La cecità di questo uomo non dipendeva dal peccato suo o dei suoi genitori. Con Gesù questa credenza diffusa è superata, perché questo modo tradizionale di considerare l’infermità non è corretto. Un’infermità, una catastrofe, un contagio mondiale (pandemia), un evento di grande prova e sofferenza non sono necessariamente legati a un peccato precedente del singolo, del gruppo o della collettività più ampia. Queste esperienze dolorose, al tempo di Gesù, come nel nostro tempo, costituiscono un’occasione per Dio di manifestare la sua bontà. È importante, è determinante per i veri cristiani non rimanere nella cecità dei farisei, ma lasciarsi illuminare per vedere la realtà nel modo corretto e comprendere ciò che Gesù domanda a chi è stato guarito, a chi è ormai nella luce, e non più nelle tenebre, come ricorda S. Paolo nella seconda lettura. Il Signore vede il cuore delle persone, come abbiamo sentito anche nella prima lettura, a proposito della scelta di Davide come futuro re. Il cuore buono fa scaturire bene e non male.

Desidero fermare l’attenzione soprattutto sulla realtà contemporanea, molto dolorosa, che non va considerata come un castigo di Dio per i peccati dell’umanità, ma come un’occasione in cui Dio manifesta la sua bontà servendosi delle donne e degli uomini di oggi, persone dal cuore buono e figli della luce che sono ancora capaci di produrre frutti di giustizia, di verità, di solidarietà.

Proviamo a pensare alle migliaia di persone che stanno dando tutto se stesse nell’attività sanitaria (medici, infermieri, farmacisti e altri operatori sanitari, con la nuova generosità di circa ottomila volontari) a favore di chi porta il grande peso del “corona virus”; a chi si sta impegnando nel governo del nostro paese (governanti, forze dell’ordine, protezione civile , volontari e altri lavoratori) per rendere meno drammatica la situazione dei cittadini, privilegiando i più fragili e poveri; a chi si assume con serietà e senso civico, non per paura ma per coraggio, la responsabilità dei propri atteggiamenti per evitare ogni contagio che può compromettere la propria salute e quella del fratello; a chi mette in atto positive strategie per rendere meno pesante e insopportabile nelle case e negli ambienti sanitari la solitudine degli anziani e degli ammalati; ai sacerdoti, ai consacrati e ai laici disponibili ad accompagnare spiritualmente le persone con le presenze e i mezzi possibili, specialmente con la costante preghiera, con i messaggi di speranza che sgorgano dalla Parola del Signore e dalla preziosa testimonianza di fede e di carità; a chi sta offrendo la propria sofferenza per il bene di tutta l’umanità.

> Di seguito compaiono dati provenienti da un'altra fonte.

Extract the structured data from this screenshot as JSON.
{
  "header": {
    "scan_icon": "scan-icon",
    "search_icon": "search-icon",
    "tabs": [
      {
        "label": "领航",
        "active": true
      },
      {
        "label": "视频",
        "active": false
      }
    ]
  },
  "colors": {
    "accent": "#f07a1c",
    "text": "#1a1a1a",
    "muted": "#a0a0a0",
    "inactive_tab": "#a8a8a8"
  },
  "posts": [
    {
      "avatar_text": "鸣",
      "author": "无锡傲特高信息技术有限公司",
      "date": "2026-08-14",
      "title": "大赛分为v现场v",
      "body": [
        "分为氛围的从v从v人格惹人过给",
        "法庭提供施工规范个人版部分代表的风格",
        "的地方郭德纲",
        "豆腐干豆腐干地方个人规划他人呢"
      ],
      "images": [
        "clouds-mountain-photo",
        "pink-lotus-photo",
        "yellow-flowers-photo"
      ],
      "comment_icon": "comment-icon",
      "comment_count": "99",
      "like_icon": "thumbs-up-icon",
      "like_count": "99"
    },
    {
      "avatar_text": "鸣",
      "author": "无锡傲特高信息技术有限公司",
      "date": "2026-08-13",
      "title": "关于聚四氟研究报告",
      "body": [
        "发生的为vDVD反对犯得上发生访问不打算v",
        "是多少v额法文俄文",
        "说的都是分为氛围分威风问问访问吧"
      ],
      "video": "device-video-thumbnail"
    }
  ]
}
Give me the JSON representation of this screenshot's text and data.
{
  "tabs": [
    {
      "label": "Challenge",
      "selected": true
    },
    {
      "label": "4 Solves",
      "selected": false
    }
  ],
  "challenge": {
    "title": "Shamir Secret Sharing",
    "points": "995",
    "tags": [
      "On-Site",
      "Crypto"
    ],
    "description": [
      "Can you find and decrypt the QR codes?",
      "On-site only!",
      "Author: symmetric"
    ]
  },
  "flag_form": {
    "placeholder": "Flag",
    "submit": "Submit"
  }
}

Ci consolano le parole del Vangelo odierno, per bocca del cieco guarito: “Sappiamo … che se uno onora Dio e fa la sua volontà, egli lo ascolta”. Può costare fatica e provocare disagio, tristezza per una famiglia, una comunità cristiana e civile dover rinviare eventi familiari, celebrazioni sacramentali, attività e iniziative formative, culturali, politiche, economiche, sportive. Di fronte a questi sentimenti non possiamo rimanere ciechi o dimenticare troppo in fretta chi sta rinviando tutto a causa della malattia e chi non ha più nulla da rinviare a causa della morte.


Continuiamo il cammino di conversione, riconoscendoci, pur con le nostre cecità, desiderosi e bisognosi della guarigione di Gesù che, anche oggi, abbiamo visto e sentito parlare con noi, e al quale diciamo “Credo, Signore”. Solo il desiderio di una luce fisica e spirituale ci permette di procedere con fede verso la Pasqua e ci dà la forza e il coraggio di non chiuderci nella paura del tempo della prova, ma di continuare a collaborare attivamente perché questo sia anche il tempo della speranza.